4. Il ressort des pièces du dossier que Mme A..., responsable du musée Jean-Jacques Rousseau de Montmorency, a été placée en arrêt de travail à compter du 20 janvier 2016 jusqu'au 16 février 2016, l'avis du praticien mentionnant une " rechute anxiodépressive sévère réactionnelle à un conflit d'ordre professionnel ". Cet arrêt de travail a été renouvelé à plusieurs reprises. Par un courrier du 22 juillet 2016, Mme A... a demandé à être placée en congé de longue maladie. Après un avis favorable du comité médical du 10 novembre 2016, elle a bénéficié d'un congé de longue maladie du 19 janvier 2016 au 18 juin 2017. A la demande de Mme A..., ce congé a été renouvelé sur avis favorable du comité médical jusqu'au 18 décembre 2017. Par un courrier du 2 octobre 2017, Mme A... a sollicité la requalification de ce congé en congé pour accident de service en invoquant non seulement la demande de sanction disciplinaire dont elle avait fait l'objet le 14 janvier 2016 mais aussi l'insulte qu'aurait formulée à son encontre le directeur des ressources humaines lors de la réunion extraordinaire du comité d'hygiène, de sécurité et des conditions de travail du 18 janvier 2016 consacré à la souffrance au travail des agents du musée. La commission de réforme ayant émis un avis défavorable le 29 mars 2018, la maire de Montmorency, par un arrêté du 21 juin 2018, a rejeté la demande de requalification présentée par Mme A.... Ce refus a été confirmé sur recours gracieux par une décision du 27 septembre 2018. Le tribunal administratif de Cergy-Pontoise a annulé ces décisions au motif que le syndrome anxio-dépressif réactionnel au titre duquel Mme A... avait bénéficié d'un congé de longue maladie était en lien direct avec les événements des 14 et 18 janvier 2016.

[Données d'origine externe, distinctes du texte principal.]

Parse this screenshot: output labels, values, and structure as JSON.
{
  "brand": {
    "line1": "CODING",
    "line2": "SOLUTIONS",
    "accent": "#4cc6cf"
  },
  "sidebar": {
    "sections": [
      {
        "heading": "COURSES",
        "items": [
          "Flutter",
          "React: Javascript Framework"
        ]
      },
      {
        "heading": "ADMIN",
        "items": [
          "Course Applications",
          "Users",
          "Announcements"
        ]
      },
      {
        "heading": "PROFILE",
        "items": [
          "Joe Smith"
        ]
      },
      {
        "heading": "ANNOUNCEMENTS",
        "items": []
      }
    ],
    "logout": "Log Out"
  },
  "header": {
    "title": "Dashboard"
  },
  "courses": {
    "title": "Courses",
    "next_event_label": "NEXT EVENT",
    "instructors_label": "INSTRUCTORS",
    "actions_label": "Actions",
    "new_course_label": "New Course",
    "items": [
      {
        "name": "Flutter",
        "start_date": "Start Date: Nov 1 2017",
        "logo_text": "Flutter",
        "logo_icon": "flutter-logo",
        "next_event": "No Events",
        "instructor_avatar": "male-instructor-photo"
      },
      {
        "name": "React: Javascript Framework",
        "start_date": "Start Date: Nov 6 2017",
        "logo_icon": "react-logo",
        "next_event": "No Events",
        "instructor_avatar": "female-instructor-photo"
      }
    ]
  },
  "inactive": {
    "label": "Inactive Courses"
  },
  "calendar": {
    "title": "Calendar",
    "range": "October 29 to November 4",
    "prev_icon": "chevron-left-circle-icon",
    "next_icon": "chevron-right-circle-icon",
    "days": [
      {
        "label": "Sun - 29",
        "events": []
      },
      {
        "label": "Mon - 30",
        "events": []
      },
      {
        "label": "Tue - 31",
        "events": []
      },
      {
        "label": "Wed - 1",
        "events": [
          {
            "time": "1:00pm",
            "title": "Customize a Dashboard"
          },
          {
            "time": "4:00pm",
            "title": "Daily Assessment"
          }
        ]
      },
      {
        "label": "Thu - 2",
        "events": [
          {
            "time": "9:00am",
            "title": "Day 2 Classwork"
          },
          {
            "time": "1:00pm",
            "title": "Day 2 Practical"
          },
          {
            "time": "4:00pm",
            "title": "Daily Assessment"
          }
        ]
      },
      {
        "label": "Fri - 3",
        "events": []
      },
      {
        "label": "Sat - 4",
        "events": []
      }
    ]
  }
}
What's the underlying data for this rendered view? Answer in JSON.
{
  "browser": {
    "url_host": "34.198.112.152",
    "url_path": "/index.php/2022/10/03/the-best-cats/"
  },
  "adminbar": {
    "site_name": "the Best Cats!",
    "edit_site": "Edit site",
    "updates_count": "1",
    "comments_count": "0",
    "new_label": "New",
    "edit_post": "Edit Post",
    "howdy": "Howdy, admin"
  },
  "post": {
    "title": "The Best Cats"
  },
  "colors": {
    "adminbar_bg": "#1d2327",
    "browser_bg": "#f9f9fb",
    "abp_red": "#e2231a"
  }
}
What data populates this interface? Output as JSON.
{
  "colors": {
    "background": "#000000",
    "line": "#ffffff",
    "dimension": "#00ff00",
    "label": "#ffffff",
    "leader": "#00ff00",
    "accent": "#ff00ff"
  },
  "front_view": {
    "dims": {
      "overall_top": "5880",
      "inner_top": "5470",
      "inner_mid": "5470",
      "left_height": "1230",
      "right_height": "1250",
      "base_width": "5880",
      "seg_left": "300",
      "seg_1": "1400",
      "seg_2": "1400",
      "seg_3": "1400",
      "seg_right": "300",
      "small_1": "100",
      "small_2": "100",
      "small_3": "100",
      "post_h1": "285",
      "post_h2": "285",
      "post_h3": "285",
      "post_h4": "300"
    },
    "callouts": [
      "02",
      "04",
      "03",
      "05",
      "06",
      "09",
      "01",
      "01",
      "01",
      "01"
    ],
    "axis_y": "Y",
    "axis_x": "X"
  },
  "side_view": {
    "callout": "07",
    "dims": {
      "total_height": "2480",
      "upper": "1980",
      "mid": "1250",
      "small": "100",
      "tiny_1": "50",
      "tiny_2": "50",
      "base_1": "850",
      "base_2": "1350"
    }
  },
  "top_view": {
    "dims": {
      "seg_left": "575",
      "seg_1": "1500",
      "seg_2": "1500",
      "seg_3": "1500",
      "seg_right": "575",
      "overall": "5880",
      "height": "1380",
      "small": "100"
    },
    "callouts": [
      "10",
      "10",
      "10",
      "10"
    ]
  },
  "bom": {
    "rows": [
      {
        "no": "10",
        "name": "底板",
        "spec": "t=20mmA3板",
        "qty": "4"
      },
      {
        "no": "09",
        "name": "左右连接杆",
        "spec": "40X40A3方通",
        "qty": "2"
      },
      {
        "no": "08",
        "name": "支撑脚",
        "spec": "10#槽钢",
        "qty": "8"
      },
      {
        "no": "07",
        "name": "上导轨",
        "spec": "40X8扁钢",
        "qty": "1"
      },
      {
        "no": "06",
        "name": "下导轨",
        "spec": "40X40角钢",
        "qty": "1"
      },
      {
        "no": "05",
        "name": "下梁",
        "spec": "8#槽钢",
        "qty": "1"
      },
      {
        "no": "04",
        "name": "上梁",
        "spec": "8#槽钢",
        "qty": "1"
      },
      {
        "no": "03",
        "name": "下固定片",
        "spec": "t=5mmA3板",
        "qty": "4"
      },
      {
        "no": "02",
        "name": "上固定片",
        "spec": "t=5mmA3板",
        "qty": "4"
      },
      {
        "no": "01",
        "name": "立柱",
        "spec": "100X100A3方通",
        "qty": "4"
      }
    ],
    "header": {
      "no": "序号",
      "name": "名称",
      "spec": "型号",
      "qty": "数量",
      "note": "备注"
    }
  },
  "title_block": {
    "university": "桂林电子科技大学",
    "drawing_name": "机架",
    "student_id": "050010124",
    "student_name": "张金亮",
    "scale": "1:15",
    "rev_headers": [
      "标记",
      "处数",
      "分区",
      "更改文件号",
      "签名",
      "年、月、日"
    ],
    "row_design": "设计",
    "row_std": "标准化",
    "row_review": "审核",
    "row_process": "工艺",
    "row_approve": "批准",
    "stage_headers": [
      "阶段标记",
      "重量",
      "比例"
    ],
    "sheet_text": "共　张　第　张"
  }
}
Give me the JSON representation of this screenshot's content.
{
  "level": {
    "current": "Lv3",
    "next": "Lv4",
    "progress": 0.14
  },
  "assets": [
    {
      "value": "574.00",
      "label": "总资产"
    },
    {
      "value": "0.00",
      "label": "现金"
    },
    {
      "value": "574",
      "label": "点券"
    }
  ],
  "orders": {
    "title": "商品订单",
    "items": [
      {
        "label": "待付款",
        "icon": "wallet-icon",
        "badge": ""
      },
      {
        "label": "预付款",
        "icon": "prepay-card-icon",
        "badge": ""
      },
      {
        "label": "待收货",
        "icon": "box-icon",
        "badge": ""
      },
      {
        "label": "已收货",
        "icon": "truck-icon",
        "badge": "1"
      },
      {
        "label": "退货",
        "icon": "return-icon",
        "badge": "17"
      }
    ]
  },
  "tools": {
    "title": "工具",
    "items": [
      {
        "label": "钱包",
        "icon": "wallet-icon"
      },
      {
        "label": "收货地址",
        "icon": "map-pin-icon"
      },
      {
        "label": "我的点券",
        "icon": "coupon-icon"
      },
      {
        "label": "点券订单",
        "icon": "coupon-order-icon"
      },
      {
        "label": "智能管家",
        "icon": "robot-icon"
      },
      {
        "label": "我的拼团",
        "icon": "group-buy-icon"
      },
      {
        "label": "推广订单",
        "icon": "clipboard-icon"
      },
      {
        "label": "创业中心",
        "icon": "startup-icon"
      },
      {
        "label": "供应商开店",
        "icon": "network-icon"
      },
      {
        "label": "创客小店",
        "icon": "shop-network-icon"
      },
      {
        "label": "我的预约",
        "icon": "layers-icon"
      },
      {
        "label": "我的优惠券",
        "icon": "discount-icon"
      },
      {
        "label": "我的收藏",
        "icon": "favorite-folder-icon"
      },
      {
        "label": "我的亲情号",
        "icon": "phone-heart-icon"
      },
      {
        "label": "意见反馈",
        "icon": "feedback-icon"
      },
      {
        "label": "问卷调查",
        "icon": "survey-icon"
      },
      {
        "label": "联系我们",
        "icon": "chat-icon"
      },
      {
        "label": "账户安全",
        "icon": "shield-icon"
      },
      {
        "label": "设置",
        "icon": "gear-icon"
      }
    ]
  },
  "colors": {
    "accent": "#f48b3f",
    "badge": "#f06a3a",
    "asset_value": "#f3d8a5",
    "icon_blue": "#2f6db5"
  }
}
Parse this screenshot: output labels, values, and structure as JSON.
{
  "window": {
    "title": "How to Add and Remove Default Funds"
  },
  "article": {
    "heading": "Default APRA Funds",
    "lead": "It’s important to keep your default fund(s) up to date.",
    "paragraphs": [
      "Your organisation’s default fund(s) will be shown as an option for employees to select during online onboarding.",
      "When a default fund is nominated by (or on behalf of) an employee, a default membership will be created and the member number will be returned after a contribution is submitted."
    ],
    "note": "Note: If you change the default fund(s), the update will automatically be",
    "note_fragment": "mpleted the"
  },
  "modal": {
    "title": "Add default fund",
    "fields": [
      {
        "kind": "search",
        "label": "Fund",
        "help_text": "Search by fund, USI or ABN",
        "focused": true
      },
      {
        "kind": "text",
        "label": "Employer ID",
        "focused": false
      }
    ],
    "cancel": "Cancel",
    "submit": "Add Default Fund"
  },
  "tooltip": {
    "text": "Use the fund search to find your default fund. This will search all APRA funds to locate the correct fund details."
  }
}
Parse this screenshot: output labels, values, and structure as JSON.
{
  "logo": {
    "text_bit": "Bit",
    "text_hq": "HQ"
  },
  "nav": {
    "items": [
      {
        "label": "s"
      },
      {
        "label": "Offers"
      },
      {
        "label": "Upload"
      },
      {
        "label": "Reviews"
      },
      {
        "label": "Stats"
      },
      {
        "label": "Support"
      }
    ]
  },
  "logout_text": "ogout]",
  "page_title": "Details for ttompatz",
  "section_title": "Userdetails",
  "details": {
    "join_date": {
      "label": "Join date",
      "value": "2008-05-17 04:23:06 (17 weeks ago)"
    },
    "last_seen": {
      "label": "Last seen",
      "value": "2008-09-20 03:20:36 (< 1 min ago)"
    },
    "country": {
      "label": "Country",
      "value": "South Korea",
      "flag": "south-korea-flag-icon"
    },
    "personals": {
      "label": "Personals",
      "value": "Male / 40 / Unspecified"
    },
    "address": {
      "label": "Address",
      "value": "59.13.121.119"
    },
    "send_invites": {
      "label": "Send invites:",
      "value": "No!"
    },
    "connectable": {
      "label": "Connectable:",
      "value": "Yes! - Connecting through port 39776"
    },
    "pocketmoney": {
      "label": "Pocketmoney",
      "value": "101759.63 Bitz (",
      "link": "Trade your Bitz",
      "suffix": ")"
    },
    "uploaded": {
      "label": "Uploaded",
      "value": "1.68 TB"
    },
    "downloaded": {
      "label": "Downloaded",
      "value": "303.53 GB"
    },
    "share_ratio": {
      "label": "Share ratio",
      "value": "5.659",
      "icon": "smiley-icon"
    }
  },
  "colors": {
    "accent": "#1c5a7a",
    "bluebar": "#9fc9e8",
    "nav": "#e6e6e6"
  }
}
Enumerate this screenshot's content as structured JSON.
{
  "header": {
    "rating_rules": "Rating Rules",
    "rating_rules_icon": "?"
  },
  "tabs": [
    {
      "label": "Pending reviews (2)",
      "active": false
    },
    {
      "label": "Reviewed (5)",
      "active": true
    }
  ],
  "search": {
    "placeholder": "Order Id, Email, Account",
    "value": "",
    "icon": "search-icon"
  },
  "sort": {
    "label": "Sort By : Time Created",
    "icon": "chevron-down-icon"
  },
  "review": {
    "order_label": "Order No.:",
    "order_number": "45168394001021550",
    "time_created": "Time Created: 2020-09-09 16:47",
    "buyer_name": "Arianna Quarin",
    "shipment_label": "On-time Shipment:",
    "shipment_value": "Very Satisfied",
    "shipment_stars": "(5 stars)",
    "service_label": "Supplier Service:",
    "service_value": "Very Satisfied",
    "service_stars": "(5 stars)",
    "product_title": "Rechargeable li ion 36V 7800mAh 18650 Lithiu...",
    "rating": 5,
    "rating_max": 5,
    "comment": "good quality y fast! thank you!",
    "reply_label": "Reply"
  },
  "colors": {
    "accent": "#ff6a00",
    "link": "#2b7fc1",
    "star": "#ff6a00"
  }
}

5. Toutefois, si par le courrier du 14 janvier 2016, la maire de Montmorency a informé Mme A... qu'elle envisageait de prendre à son encontre une sanction d'exclusion temporaire de fonctions d'une durée de deux ans et lui a communiqué le rapport adressé au conseil de discipline, il n'est pas établi que ces documents comportaient des éléments excédant l'exercice normal du pouvoir hiérarchique. Ainsi, ce courrier ne peut être regardé comme constituant un évènement soudain et violent susceptible d'être qualifié d'accident de service.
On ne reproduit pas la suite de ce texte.